Traditional or Self Publish: Game Changer

Inertia: A tendency to remain in a fixed condition without change; disinclination to move or act.

I've always valued open-mindedness. Critical thinking and viewing all sides before coming to a conclusion is the more logical path for me. Yet the subject of self-publishing took on a vivid black and white philosophy that didn't include fence sitting. True confession: I believed self-publication was an act of desperation.

Way back in the days before electronic publishing, self-publishing existed in print format. For a tidy sum one could pay to publish their book. Prices varied depending on the package, some upwards of a few thousand dollars. I checked it out once and when I saw it cost money that I didn't have, I took a pass. Preferring to take the traditional path didn't cost me a single penny - just tons of angst (and I'm not including fees for contests and writing workshops, etc. Those were necessary learning tools). Plus, for me selling to a traditional publisher would give me a huge sense of accomplishment.

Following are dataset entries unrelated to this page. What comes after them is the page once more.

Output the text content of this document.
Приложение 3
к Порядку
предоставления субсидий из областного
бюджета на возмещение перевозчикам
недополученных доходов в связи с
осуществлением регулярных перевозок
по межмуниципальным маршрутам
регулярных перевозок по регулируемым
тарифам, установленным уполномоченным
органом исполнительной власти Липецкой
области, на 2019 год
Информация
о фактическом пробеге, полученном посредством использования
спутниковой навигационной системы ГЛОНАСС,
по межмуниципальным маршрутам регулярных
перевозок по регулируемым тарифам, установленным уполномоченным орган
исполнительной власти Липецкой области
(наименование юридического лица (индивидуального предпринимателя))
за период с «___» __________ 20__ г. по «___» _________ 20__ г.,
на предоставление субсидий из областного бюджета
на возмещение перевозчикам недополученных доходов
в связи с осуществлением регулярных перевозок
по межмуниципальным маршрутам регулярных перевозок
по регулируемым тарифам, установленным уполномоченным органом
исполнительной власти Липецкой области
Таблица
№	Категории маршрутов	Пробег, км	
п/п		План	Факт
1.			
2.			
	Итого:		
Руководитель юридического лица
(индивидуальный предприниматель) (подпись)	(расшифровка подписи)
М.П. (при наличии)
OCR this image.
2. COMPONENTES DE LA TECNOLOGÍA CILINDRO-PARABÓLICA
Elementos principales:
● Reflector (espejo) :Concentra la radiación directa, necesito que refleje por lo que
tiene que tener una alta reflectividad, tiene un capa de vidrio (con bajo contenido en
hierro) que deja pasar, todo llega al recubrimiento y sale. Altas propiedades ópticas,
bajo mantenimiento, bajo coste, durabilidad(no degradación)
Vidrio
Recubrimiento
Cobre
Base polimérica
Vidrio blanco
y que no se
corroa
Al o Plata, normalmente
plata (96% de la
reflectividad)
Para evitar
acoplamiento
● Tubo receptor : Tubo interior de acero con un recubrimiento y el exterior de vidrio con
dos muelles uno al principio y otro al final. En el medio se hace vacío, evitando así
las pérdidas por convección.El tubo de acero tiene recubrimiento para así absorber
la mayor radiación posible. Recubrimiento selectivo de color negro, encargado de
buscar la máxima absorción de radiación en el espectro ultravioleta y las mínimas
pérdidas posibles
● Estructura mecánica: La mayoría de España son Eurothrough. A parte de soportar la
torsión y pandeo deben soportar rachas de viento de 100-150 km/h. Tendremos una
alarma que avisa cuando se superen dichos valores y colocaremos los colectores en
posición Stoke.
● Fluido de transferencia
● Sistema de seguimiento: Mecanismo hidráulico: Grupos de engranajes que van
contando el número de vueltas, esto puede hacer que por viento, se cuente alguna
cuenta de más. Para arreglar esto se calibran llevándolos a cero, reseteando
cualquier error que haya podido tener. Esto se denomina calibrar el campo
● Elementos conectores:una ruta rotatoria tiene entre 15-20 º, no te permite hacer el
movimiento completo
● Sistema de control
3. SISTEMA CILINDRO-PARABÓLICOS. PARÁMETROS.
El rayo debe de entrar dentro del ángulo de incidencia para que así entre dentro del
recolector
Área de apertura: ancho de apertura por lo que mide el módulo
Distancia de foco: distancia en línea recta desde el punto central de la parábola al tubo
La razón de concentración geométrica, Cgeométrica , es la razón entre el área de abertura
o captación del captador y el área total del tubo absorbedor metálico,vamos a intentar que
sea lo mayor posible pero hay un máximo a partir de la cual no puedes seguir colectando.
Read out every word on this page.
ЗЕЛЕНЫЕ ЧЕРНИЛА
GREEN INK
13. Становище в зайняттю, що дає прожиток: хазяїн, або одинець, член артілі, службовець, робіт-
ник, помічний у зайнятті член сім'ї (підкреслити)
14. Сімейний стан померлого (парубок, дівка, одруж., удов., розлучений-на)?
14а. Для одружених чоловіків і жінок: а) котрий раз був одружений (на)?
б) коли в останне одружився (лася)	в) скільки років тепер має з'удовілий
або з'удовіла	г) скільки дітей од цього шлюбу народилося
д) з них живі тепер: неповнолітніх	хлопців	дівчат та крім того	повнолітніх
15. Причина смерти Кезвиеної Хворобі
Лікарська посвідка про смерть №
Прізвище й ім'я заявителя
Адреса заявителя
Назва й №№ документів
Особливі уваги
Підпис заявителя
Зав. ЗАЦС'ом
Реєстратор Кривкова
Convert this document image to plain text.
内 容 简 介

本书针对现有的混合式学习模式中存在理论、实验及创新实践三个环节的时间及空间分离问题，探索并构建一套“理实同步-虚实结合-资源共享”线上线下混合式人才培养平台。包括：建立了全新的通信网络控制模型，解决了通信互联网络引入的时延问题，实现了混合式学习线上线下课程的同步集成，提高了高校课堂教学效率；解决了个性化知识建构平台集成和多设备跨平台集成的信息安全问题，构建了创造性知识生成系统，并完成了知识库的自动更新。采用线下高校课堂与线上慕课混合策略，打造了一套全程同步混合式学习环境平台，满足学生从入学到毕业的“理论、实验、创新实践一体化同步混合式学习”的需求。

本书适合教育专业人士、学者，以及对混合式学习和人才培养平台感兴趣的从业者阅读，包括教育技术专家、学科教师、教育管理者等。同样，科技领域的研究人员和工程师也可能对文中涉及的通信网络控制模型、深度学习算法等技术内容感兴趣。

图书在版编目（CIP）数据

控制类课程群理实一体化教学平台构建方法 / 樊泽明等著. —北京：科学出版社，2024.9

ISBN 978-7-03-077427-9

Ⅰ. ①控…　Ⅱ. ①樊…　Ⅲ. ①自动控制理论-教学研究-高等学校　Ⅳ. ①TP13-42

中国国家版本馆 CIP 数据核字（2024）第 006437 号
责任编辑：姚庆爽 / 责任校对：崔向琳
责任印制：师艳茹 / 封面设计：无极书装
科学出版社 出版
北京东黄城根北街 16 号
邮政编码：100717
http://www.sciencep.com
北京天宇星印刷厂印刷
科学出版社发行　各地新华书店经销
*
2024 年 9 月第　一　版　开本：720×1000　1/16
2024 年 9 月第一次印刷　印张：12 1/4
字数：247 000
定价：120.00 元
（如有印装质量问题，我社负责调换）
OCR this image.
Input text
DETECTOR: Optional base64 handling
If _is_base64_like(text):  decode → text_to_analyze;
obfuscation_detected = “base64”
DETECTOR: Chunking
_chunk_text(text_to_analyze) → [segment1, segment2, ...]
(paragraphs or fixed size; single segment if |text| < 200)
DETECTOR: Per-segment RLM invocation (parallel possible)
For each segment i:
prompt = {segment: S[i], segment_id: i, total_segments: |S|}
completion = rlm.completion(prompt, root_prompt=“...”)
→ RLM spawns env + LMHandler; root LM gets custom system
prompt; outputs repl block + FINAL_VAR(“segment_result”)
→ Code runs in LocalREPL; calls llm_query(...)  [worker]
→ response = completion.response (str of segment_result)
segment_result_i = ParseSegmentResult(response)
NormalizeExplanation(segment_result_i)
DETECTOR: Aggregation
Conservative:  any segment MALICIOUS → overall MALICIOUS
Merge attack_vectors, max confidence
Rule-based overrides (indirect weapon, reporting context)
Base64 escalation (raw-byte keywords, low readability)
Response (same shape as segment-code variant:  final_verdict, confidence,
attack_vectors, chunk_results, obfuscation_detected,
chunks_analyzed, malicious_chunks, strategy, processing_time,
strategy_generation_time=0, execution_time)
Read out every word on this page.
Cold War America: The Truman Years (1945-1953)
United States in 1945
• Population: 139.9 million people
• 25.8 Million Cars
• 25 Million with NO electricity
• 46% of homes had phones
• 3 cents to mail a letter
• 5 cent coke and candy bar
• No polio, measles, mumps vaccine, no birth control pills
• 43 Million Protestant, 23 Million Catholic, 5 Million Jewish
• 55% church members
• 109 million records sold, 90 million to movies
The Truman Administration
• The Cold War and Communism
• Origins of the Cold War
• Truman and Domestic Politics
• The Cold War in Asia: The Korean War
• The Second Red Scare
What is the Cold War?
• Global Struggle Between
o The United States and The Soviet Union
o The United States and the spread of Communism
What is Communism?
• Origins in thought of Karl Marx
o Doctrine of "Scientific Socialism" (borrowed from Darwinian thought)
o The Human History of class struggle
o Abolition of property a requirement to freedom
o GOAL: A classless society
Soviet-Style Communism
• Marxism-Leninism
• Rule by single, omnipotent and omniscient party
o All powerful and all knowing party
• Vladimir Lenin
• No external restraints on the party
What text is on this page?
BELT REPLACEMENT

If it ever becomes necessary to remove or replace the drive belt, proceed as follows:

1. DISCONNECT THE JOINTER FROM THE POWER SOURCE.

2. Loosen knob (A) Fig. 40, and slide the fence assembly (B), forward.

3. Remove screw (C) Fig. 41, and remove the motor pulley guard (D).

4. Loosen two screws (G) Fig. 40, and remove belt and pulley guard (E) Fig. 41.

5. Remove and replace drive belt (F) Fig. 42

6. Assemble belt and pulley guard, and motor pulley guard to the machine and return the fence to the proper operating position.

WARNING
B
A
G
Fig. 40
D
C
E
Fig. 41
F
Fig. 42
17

I still feel that way, but lately I've considered changing my views of those who choose the self-publishing road. Many of my writer friends, who got closer to a traditional publisher's door than I ever did, have gone the self route. Many of these writers are excellent and extremely passionate about the craft, especially this one. It's just that the luck pendulum never swung in their direction. You know - right time; right place, etc. Thus, rather than leave their babies tucked away on the hard drive, they've unleashed them to the highway of electronic readers, circumventing the traditional route. Plus, they're making money and hopefully enough to justify their choice. (Side note: Those who print self-published of yesteryear most likely didn't recoup their investment.)

And who am I to denounce them for their choice? (A smug snob, that's who.)

Perhaps sometimes it isn't about how to publish but choosing to. Not all who choose the self-published route do so because they're sick of rejection. Not all do so out of desperation.

Maybe they just want to be read. And this notion struck me with brute force recently like a divine intervention. It makes me want to purchase a Kindle (again) so I might read the works by very talented writers. And maybe one day some of them will want to read my works...

That is if I have the nerve to put myself out there. And there's the rub. The self-published author possesses insurmountable courage. They have unleashed their babies for all to praise or call "meh." The latter scares me. Still, the self-published authors of the world , at least some, haven't let the "meh" reviews discourage them.

I wonder if self-publishing fulfills a desire for writers to see their hard work to fruition, which makes me question my former feelings about self-publishing. That's a good thing because to stop self-questioning is a dreadful form of inertia.

All said, I must step up and honor my fellow writers who choose self-publication. It's not about the bling, but always about honoring the art and thyself.